Dia kuliah di universitas Edinburgh dan Cambridge tetapi tidak tertarik dengan studi medisnya pada awalnya atau studi teologisnya pada studi kedua.
Menjelang akhir hari-hari sarjananya, ia menjalin persahabatan dengan J.T.Henslow, profesor botani di Cambridge, “seorang pria yang mengetahui setiap cabang ilmu pengetahuan” (Autobiography of Charles Darwin).
Asosiasi ini, bersama dengan antusiasme untuk mengumpulkan kumbang dan membaca karya Wilhelm von Humboldt dan John Herschel, membangkitkan dalam dirinya “semangat yang membara untuk berkontribusi pada struktur mulia Ilmu Pengetahuan Alam.” Kesempatan untuk melakukannya dalam skala besar muncul ketika Henslow mengamankan baginya jabatan naturalis “tanpa bayaran” di kapal H.M.S.Beagle, lalu akan memulai perjalanan panjang di Belahan Bumi Selatan.

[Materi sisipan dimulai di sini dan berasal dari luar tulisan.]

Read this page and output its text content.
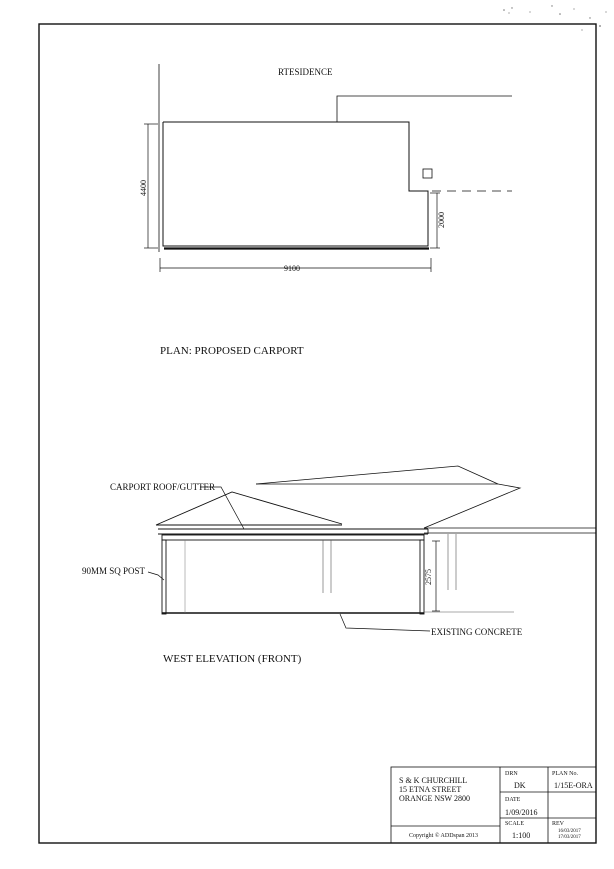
RTESIDENCE
4400
2000
9100
PLAN: PROPOSED CARPORT
CARPORT ROOF/GUTTER
90MM SQ POST	2575
EXISTING CONCRETE
WEST ELEVATION (FRONT)
S & K CHURCHILL
15 ETNA STREET
ORANGE NSW 2800
DRN
DK
PLAN No.
1/15E-ORA
DATE
1/09/2016
SCALE
1:100
REV
16/03/2017
17/03/2017
Copyright © ADDspan 2013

Jadi, antara tahun 1831 dan 1836 Darwin mampu melakukan pengamatan ekstensif terhadap flora, fauna, dan formasi geologis di titik-titik yang terpisah jauh di dunia.
Pengalaman ini menentukan jalan hidupnya setelah itu dan meletakkan dasar bagi banyak ide fundamentalnya.
Sekembalinya dia tinggal di London selama enam tahun, di mana dia berkenalan dengan para ilmuwan terkemuka saat itu.
Sir Charles Lyell, Sir Joseph Hooker, dan T.H.Huxley termasuk di antara teman-temannya yang paling dekat.
Pada tahun 1842 ia tinggal di Down, sebuah desa terpencil di Kent.
Di sini, selama empat puluh tahun hingga kematiannya, ia melakukan penelitian dan menulis karya-karya yang membuatnya terkenal.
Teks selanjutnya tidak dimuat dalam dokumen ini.